At a most basic level, we use AWS with our services spread across three availability zones in a single region. In the future, we’ll also expand to several regions for even higher reliability, as well as improved response times for global usage.
All the individual components of our architecture run across all three of these availability zones, and even a complete failure of a single zone is not enough to seriously impact our systems.
Our entire infrastructure runs in a Private VPC, with no outside network access except through our primary load balancer, which allows only incoming traffic, and a NAT gateway, which allows outbound traffic for limited use.
The foundational configuration for our use of AWS is all managed through Terraform.
We’ve found infrastructure as code immensely helpful for at least the following reasons:
Our use of Terraform also makes us comfortable that we could handle many disaster recovery scenarios that would normally be daunting: we are already frequently creating new infrastructure, so we are confident in our workflows and that we understand all the pieces involved.
And best of all, we find the Terraform documentation to be incredibly comprehensive, consistent, and writing Terraform code is far less painful than clicking through a thousand different UIs on the AWS website.

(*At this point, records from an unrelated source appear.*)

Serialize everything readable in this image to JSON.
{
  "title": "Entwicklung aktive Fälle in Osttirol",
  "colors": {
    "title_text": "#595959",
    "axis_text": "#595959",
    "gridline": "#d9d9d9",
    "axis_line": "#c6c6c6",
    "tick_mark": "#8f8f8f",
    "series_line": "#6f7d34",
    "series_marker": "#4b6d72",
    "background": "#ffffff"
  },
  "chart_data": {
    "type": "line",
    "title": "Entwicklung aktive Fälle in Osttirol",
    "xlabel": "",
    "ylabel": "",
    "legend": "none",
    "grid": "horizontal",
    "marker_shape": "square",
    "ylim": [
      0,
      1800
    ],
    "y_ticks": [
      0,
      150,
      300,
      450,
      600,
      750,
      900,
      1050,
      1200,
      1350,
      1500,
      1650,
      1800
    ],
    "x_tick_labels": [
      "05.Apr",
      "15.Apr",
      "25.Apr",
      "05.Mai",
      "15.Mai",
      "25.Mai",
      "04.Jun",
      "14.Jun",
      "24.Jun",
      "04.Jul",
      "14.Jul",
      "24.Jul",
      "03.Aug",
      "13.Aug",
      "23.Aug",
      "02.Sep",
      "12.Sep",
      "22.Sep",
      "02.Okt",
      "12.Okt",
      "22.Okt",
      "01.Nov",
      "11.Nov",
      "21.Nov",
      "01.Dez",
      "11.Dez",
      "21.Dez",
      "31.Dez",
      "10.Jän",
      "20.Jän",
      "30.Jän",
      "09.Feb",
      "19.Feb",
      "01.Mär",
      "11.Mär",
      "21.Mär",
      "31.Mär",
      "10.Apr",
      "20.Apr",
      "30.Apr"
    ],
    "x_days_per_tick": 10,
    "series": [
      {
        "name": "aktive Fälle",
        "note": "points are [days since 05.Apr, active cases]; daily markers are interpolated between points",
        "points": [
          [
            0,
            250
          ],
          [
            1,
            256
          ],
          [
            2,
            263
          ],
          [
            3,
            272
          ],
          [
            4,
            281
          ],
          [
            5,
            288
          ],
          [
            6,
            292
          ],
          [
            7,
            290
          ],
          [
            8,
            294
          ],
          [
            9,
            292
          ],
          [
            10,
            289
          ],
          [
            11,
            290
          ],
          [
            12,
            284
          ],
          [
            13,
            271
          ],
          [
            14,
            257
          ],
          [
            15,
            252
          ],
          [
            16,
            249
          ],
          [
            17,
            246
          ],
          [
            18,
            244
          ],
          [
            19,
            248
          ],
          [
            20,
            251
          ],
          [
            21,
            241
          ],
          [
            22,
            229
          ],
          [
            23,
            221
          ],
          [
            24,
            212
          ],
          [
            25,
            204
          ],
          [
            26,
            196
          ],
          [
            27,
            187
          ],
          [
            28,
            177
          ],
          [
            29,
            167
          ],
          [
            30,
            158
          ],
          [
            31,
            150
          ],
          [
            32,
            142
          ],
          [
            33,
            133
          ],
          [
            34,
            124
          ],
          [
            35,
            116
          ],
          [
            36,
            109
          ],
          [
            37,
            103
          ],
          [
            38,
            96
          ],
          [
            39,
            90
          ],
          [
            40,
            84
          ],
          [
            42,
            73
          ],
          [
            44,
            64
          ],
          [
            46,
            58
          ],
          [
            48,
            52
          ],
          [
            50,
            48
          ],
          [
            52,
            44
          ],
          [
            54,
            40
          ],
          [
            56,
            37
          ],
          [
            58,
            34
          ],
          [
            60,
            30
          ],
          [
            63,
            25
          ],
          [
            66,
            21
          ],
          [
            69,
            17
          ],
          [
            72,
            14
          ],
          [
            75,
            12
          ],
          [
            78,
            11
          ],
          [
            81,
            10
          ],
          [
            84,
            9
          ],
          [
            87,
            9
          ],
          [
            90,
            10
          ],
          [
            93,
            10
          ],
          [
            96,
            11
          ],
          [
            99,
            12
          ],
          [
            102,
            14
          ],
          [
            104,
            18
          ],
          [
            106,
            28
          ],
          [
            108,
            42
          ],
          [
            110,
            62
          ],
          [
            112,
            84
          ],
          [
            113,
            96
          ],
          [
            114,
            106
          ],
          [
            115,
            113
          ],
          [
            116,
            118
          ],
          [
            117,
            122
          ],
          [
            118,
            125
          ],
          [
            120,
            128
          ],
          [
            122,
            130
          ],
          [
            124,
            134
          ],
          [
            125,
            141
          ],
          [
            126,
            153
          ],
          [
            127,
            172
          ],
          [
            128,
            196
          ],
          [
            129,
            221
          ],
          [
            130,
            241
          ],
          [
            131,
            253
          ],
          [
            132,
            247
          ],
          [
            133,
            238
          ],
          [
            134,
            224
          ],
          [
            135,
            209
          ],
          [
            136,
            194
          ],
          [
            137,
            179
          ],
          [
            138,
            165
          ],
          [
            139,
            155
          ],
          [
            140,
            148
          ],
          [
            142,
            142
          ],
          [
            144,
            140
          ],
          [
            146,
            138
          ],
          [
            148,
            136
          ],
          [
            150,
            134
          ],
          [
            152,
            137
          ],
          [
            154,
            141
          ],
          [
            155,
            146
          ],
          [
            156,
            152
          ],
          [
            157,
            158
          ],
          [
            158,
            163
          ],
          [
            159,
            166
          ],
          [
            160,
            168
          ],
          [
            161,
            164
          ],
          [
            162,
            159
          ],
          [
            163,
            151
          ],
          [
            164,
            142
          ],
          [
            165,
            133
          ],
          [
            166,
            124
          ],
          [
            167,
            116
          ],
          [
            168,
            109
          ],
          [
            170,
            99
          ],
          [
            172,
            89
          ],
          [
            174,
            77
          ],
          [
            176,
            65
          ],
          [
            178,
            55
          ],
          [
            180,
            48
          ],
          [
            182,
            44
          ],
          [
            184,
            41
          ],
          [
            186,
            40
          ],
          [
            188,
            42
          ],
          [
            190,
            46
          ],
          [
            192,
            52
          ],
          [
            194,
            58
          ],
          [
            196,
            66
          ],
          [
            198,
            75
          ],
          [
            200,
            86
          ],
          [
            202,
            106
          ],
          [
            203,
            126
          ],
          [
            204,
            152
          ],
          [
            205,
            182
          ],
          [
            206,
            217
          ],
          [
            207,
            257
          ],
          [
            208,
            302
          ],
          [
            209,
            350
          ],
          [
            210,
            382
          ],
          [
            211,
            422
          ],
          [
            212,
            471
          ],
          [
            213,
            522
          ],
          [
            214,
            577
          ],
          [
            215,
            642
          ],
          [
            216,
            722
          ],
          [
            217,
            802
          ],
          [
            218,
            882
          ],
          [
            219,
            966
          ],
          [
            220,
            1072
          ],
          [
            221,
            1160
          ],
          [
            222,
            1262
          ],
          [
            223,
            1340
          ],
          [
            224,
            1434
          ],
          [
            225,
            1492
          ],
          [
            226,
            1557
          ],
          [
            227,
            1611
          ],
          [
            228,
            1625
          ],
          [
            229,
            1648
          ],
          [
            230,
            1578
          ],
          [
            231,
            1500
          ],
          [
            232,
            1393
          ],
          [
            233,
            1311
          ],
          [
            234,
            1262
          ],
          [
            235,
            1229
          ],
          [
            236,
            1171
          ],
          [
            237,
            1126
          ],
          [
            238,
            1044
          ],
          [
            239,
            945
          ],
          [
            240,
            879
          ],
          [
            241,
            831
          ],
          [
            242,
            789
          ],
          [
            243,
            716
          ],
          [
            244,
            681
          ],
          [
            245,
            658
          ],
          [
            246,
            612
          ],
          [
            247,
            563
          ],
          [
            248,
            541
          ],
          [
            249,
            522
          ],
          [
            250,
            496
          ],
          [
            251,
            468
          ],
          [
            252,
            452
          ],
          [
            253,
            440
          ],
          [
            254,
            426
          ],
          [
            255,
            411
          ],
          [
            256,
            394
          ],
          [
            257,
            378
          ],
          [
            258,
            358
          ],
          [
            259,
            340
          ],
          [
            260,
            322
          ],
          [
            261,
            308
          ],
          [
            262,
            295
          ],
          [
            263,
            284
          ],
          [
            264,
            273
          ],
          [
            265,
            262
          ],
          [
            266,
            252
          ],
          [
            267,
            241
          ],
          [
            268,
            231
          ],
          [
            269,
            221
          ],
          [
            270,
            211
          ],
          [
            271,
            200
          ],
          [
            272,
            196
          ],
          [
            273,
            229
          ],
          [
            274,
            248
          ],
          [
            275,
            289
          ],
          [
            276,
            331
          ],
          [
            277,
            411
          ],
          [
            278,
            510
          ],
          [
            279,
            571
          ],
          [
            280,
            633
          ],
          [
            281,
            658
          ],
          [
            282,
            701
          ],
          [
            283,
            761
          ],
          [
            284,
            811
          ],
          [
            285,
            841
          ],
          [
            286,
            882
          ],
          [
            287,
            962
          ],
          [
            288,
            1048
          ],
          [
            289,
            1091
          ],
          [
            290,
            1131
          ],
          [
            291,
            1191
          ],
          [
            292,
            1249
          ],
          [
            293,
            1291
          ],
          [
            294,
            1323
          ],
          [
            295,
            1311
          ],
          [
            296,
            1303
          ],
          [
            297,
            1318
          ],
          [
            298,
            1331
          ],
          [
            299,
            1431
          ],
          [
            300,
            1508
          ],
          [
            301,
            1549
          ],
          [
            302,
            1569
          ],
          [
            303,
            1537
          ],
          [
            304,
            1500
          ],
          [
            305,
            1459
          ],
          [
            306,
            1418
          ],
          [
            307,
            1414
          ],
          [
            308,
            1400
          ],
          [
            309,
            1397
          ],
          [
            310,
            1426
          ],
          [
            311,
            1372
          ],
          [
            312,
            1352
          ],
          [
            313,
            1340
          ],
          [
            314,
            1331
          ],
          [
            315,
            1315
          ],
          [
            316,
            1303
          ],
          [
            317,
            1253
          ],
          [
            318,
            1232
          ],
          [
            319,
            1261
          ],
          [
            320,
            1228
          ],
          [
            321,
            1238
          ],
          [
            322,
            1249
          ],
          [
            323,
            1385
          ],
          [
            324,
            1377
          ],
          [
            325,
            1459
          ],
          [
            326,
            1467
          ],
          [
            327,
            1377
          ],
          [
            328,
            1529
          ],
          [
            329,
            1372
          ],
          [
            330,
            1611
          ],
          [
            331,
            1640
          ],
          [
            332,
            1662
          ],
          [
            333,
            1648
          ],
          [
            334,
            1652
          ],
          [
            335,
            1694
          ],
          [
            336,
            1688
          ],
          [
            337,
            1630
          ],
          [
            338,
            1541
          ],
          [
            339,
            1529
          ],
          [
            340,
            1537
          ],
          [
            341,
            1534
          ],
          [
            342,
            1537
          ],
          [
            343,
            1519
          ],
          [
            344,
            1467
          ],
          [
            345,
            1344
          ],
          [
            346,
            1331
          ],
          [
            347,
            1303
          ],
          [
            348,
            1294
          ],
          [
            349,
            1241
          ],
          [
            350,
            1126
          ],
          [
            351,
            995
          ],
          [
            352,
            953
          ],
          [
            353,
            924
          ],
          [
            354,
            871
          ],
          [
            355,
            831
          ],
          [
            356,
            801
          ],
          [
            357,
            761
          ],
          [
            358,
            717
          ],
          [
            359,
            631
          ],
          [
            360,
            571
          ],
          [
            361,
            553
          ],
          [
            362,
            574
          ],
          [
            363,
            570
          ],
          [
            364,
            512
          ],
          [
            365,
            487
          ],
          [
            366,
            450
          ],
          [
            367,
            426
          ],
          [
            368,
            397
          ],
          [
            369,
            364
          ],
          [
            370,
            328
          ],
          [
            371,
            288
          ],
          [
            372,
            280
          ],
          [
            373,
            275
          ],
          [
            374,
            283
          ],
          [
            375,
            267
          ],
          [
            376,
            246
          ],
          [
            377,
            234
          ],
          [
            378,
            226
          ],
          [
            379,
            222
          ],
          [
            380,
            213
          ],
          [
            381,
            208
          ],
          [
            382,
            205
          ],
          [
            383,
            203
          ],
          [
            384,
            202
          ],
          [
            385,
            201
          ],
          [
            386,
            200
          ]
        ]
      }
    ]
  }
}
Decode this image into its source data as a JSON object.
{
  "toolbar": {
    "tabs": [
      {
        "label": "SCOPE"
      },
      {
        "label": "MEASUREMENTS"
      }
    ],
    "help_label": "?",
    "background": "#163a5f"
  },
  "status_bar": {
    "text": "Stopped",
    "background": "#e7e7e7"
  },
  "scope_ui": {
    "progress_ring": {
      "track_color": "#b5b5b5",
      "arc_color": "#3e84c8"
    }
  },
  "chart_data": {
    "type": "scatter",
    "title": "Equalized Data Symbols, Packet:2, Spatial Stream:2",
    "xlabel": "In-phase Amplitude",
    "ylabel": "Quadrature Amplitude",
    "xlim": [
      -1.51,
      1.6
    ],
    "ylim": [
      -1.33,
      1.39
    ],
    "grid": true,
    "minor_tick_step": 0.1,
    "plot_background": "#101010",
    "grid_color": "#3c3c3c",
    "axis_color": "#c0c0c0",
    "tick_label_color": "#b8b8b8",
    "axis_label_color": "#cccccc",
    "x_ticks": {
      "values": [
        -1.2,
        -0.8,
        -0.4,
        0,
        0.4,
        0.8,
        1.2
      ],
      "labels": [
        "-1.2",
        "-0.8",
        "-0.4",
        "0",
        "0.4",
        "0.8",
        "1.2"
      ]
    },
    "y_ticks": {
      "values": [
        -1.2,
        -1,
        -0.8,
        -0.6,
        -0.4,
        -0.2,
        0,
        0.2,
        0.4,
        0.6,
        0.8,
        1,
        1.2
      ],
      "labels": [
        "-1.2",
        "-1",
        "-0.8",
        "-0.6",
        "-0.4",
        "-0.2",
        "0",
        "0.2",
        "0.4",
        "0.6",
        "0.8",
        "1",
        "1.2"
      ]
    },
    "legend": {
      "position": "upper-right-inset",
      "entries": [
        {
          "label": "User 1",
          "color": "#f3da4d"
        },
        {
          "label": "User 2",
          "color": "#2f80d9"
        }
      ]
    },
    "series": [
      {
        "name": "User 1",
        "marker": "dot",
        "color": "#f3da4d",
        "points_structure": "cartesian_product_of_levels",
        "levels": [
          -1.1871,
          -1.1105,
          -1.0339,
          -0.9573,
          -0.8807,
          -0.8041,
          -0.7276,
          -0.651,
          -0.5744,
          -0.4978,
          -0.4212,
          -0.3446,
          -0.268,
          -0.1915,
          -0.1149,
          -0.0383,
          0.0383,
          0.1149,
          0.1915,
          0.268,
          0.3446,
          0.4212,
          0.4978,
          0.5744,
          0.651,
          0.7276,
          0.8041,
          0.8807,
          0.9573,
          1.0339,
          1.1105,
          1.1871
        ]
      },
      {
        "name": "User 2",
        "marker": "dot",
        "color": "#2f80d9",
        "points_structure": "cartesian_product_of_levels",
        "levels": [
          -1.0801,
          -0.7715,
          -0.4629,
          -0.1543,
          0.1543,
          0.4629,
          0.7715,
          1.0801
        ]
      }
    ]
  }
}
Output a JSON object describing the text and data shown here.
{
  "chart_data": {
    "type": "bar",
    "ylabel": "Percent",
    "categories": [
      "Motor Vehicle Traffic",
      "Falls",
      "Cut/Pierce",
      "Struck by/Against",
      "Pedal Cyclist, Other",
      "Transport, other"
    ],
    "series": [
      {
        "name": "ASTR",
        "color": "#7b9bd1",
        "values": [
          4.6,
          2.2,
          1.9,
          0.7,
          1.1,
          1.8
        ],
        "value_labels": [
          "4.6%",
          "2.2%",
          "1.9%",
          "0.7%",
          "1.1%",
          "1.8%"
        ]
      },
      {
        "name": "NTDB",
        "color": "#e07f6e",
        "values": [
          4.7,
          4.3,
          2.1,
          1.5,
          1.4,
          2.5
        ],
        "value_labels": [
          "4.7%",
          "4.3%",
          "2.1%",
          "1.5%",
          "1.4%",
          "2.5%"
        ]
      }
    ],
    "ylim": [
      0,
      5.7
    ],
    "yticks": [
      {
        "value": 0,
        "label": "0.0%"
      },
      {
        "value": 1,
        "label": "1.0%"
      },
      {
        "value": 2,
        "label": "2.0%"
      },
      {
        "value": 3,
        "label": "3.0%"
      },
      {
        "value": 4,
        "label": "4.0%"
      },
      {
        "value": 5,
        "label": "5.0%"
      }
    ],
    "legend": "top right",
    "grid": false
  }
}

As much as possible, we avoid running anything as a one-off instance. Even our dev environments all use Auto Scaling Groups with a fixed size of one.
Its often overlooked, but the Auto Scaling Group is probably one of the biggest advantages of using a major cloud provider like AWS. It’s not even the scaling part that matters, but the ability to reliably ensure a given number of instances are running, and replacing failed instances automatically.
While an Auto Scaling Group doesn’t free you from having to design a system to handle failure, it does make it easier to recover from failure. Often, the process is completely automatic.
Several times since our launch a year and a half ago, failures of individual instances within our infrastructure have resulted in nothing more than two or three minutes of slightly increased response times as our Auto Scaling Group detects the failed instance and provisions a new one.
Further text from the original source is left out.